Ya sev ya öl

LİSE öğrencisi kız, sevdiği sınıf arkadaşını öldürdüğü o silahı nereden bulmuş? Kahvaltı masasında Hürriyet’i kapma sıramı beklerken bu soruyu sordum. Aldığım cevap, "Silah bulmaktan kolay ne var?" oldu.

Evlerde silah bulundurmaya ve "at-avrat-silah" üçlemesiyle gurur duymaya devam edebiliriz.

Gün içinde bu olayla ilgili çevremle konuşurken kapıldığım endişeyi, erkek çocuk annesi olmama bağlayanlar çıktı. Üstelik haklıydılar; ama mesele elbette ki bundan ibaret değildi.

Biz kadın-erkek eşitliğini başka türlü anlamıştık diye de düşündüm.

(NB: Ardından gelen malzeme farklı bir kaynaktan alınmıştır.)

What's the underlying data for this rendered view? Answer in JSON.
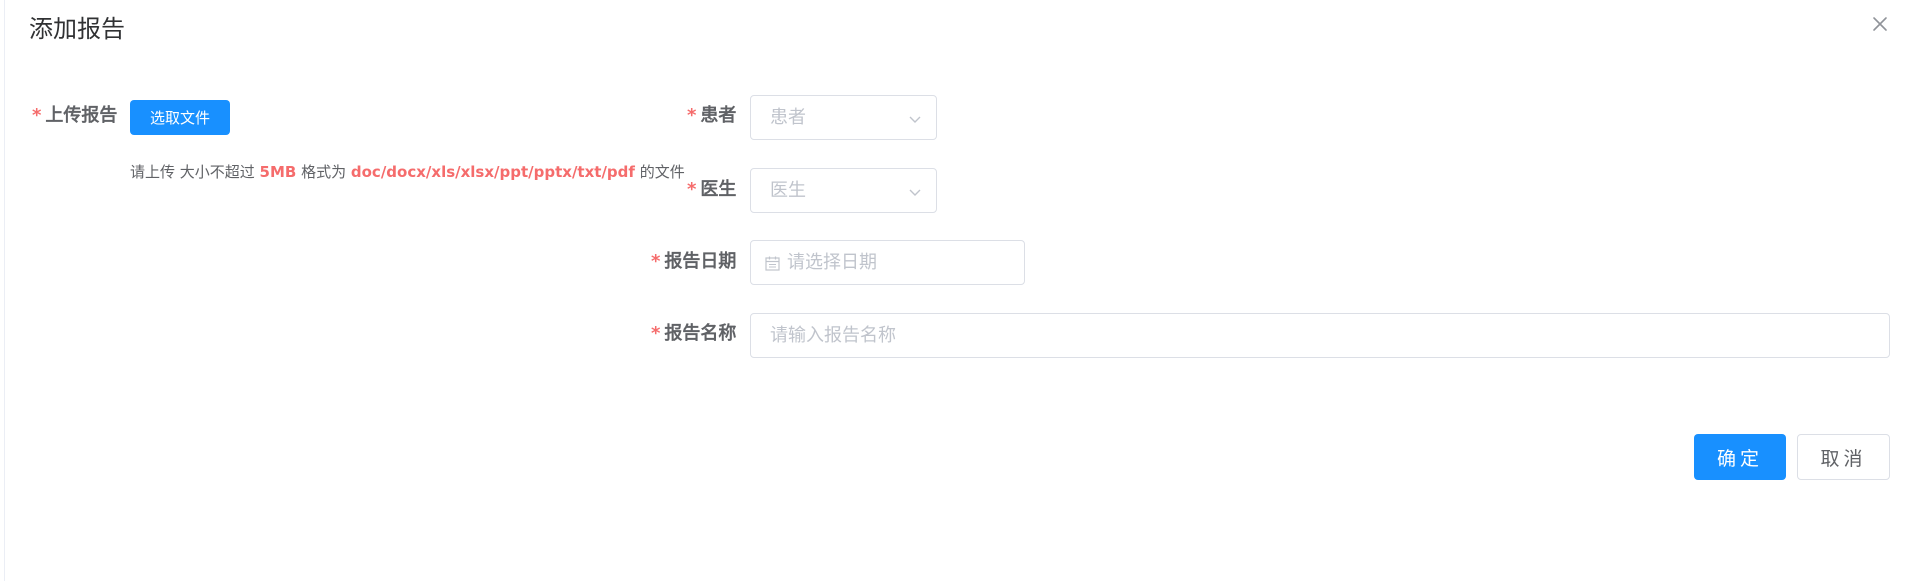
{
  "dialog": {
    "title": "添加报告",
    "close_icon": "close-icon"
  },
  "upload": {
    "required_mark": "*",
    "label": "上传报告",
    "button_label": "选取文件",
    "tip_prefix": "请上传 大小不超过 ",
    "tip_size": "5MB",
    "tip_middle": " 格式为 ",
    "tip_formats": "doc/docx/xls/xlsx/ppt/pptx/txt/pdf",
    "tip_suffix": " 的文件"
  },
  "patient": {
    "required_mark": "*",
    "label": "患者",
    "placeholder": "患者",
    "icon": "chevron-down-icon"
  },
  "doctor": {
    "required_mark": "*",
    "label": "医生",
    "placeholder": "医生",
    "icon": "chevron-down-icon"
  },
  "report_date": {
    "required_mark": "*",
    "label": "报告日期",
    "placeholder": "请选择日期",
    "icon": "calendar-icon"
  },
  "report_name": {
    "required_mark": "*",
    "label": "报告名称",
    "placeholder": "请输入报告名称",
    "value": ""
  },
  "footer": {
    "confirm_label": "确定",
    "cancel_label": "取消"
  },
  "colors": {
    "primary": "#1890ff",
    "required": "#f56c6c",
    "placeholder": "#c0c4cc",
    "border": "#dcdfe6",
    "label": "#606266"
  }
}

Bunların hiçbiri olayı tahlile yetmedi.

* * *

Öte yandan Türkiye’de kadınlar tarafından işlenen cinayetlerle ilgili olarak Adli Tıp ve psikiyatrların yaptıkları 2004 tarihli bir araştırmaya göre, cinayet işleyen veya buna teşebbüs eden kadınların yüzde 32’si ateşli silah kullanıyor, yüzde 26’sı ise kesici aletleri... Kadınların çoğu planlamadan öldürüyor ve en çok da şiddete uğradıkları için kocalarını öldürüyorlar.

Bu tablo da lisedeki "Beni niye terk ettin?" kurşununu açıklamaya yetmiyor.

Bu cinayette belli ki kendisi de şiddet içeren "ya sev ya terk et" söylemi işlememiş, iş "ya sev ya öldür"e dönüşmüş.

* * *

Gerilim filmi olan "Beyza’nın Kadınları"nın vizyonda olması, bana cinayet kavramının kadınla birlikte sinemada ele alınışını da hatırlattı. Hitchcock ve Polanski gibi yönetmenlerin, cinayet işleyen hasta kadın kahramanları oldu. Türk sineması ise "Beyza’nın Kadınları"na kadar daha çok onuru için adam öldüren tiplemelerle beslendi.

Namus davasına mahpushaneye düşen kadınlarımız için gözyaşı dökmeyi severiz biz.

Bütün bunlardan sonra geliyoruz ve vuruyoruz kafamızı en klasik tahlile: Bizi her dakika kültürel ve duygusal olarak besleyen ortak aidiyet alanımızın her tarafından şiddet fışkırıyor. Gün boyu ve geceleri aynı anda milyonlarca kişinin seyrettiği ekranlarda şiddet var. Şiddeti seyretmek, hele küçük yaştan itibaren şiddet aktarımına görsel olarak açık olmak, silahı kapıp eyleme geçmeyi kolaylaştıran bir etken. Eğitimden yoksun bireyler de şiddet içeren görsellerin etkisine çocuklarla aynı derecede açıklar.

Çocuklarımızın bilinçaltını açabilseydik, içinin tıka basa şiddetle doldurulduğunu görürdük. Evlerimizin içinden siyaset dünyasına kadar geniş bir alanda yüz ifadelerine, sözcüklere, beden diline yansıyan şiddeti de katın hesaba.

Her dakika suça ve şiddete yöneltildiğimizin farkında değiliz. Şarjörlerimiz dolu, her an ateşe hazırız.

Ve lisede cinayet işlendiğinde soruyoruz: "O silahı nereden bulmuş?"

Ruhunuzu yoklayın, ne dediğimi anlayacaksınız.